С минуту доктор молча смотрел на него; Морис уже взялся за ручку двери.
— Вы говорите дерзости.
— Больше я ничего не скажу, — отозвался Морис и, поклонившись, вышел.
13
Можно подумать, что доктор был слишком утерей в своей правоте, и именно такого мнения держалась миссис Олмонд. Но, как сказал доктор Слоупер, он составил мнение о Морисе Таунзенде; это мнение он считал окончательным и менять его не собирался. Всю жизнь доктор занимался изучением окружающих (это входило в его профессию), и в девятнадцати случаях из двадцати его оценка оказывалась верной.
— Может быть, мистер Таунзенд как раз двадцатый случай, — предположила миссис Олмонд.

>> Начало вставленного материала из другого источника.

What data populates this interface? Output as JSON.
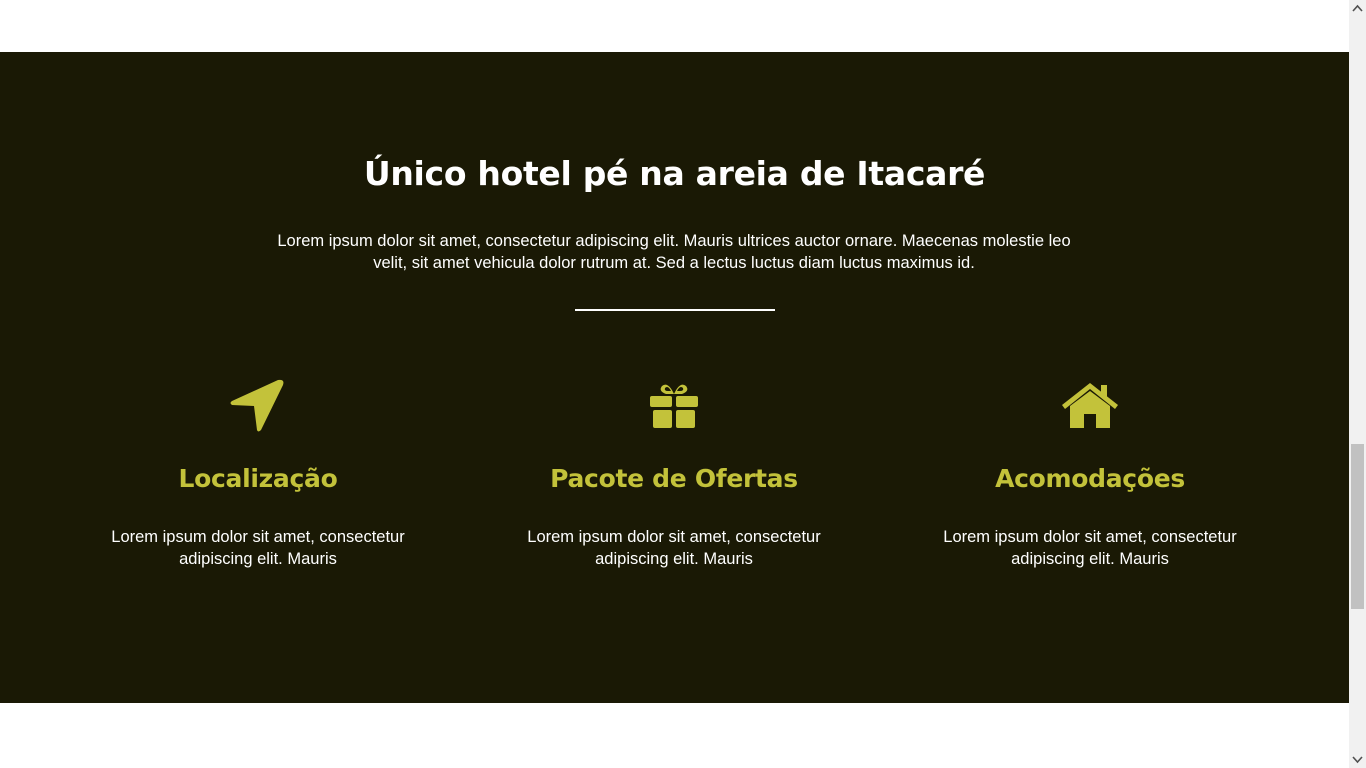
{
  "section": {
    "title": "Único hotel pé na areia de Itacaré",
    "intro": "Lorem ipsum dolor sit amet, consectetur adipiscing elit. Mauris ultrices auctor ornare. Maecenas molestie leo velit, sit amet vehicula dolor rutrum at. Sed a lectus luctus diam luctus maximus id.",
    "colors": {
      "background": "#1a1905",
      "accent": "#c3c23a",
      "text": "#ffffff"
    }
  },
  "features": [
    {
      "icon": "location-arrow-icon",
      "title": "Localização",
      "description": "Lorem ipsum dolor sit amet, consectetur adipiscing elit. Mauris"
    },
    {
      "icon": "gift-icon",
      "title": "Pacote de Ofertas",
      "description": "Lorem ipsum dolor sit amet, consectetur adipiscing elit. Mauris"
    },
    {
      "icon": "home-icon",
      "title": "Acomodações",
      "description": "Lorem ipsum dolor sit amet, consectetur adipiscing elit. Mauris"
    }
  ]
}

— Может быть, хотя и сомнительно. Однако, чтобы не вынести предвзятого суждения, я все же произведу еще одну проверку: поговорю с миссис Монтгомери. Почти уверен, что она подтвердит мою правоту; но тем не менее не исключаю и обратное — она может доказать мне, что я совершил величайшую ошибку. В таком случае я принесу мистеру Таунзенду свои извинения. Я помню твое любезное предложение. Но, право, нет нужды приглашать ее сюда, чтобы нас познакомить. Я просто напишу ей откровенное письмо, расскажу, как обстоит дело, и попрошу разрешения навестить ее.
— Едва ли она будет с тобой столь же откровенна, сколь ты с ней. Что бы ни думала эта несчастная женщина о своем брате, она примет его сторону.
— Что бы она о нем ни думала? Сомневаюсь. Сестринская любовь редко простирается так далеко.
— Когда речь идет о тридцати тысячах годового дохода… — проговорила миссис Олмонд.
— Если она примет его сторону ради денег, она — мошенница. Если она мошенница, я ее сразу раскушу. А раскусив ее, не стану тратить на нее время.
— Она не мошенница, а весьма достойная женщина. И она не даст брату подножку только потому, что он эгоист.
— Если его сестра стоит того, чтобы с ней говорить, она охотнее даст брату подножку, чем позволит ему дать подножку Кэтрин. Кстати, она встречалась с Кэтрин? Они знакомы?
— По-моему, нет. С чего бы мистер Таунзенд стал сводить их вместе?
— Не стал бы — если она действительно достойная женщина. Но мы еще посмотрим, так ли уж верно ты о ней отозвалась.
— Мне любопытно будет услышать, как _она_ отзовется о _тебе_! — со смехом воскликнула миссис Олмонд. — А как относится ко всему этому сама Кэтрин?
— Как ко всему прочему: очень спокойно.
— Не спорит? Не делает сцен?
— Сцены не в ее характере.
— Я думала, безнадежно влюбленные девицы непременно делают сцены.
— Чудаковатые вдовы делают это гораздо чаще. Лавиния произнесла передо мною речь. Обвинила меня в произволе.
— У Лавинии талант ошибаться, — заметила миссис Олмонд. — А Кэтрин мне все-таки очень жаль.
— Мне тоже. Но со временем она успокоится.
— Думаешь, она от него откажется?
— Я на это рассчитываю. Она ведь обожает своего отца.
— О да, это нам известно! Потому-то я ее и жалею; потому-то ее положение так мучительно. Выбирать между тобой и возлюбленным — что может быть труднее?
— Если она не в состоянии сделать выбор — тем лучше.
— Да, но он-то будет ее уговаривать, и Лавиния станет ему помогать.
— Рад, что не мне: она способна погубить самое лучшее начинание. Стоит Лавинии сесть в лодку, и лодка переворачивается. На сей раз пусть Лавиния поостережется. Я не потерплю предателей в своем доме!
— Подозреваю, что она и впрямь поостережется: в глубине души она трепещет перед тобой.
9
Имеется в виду пословица "раскаявшийся повеса — лучший муж".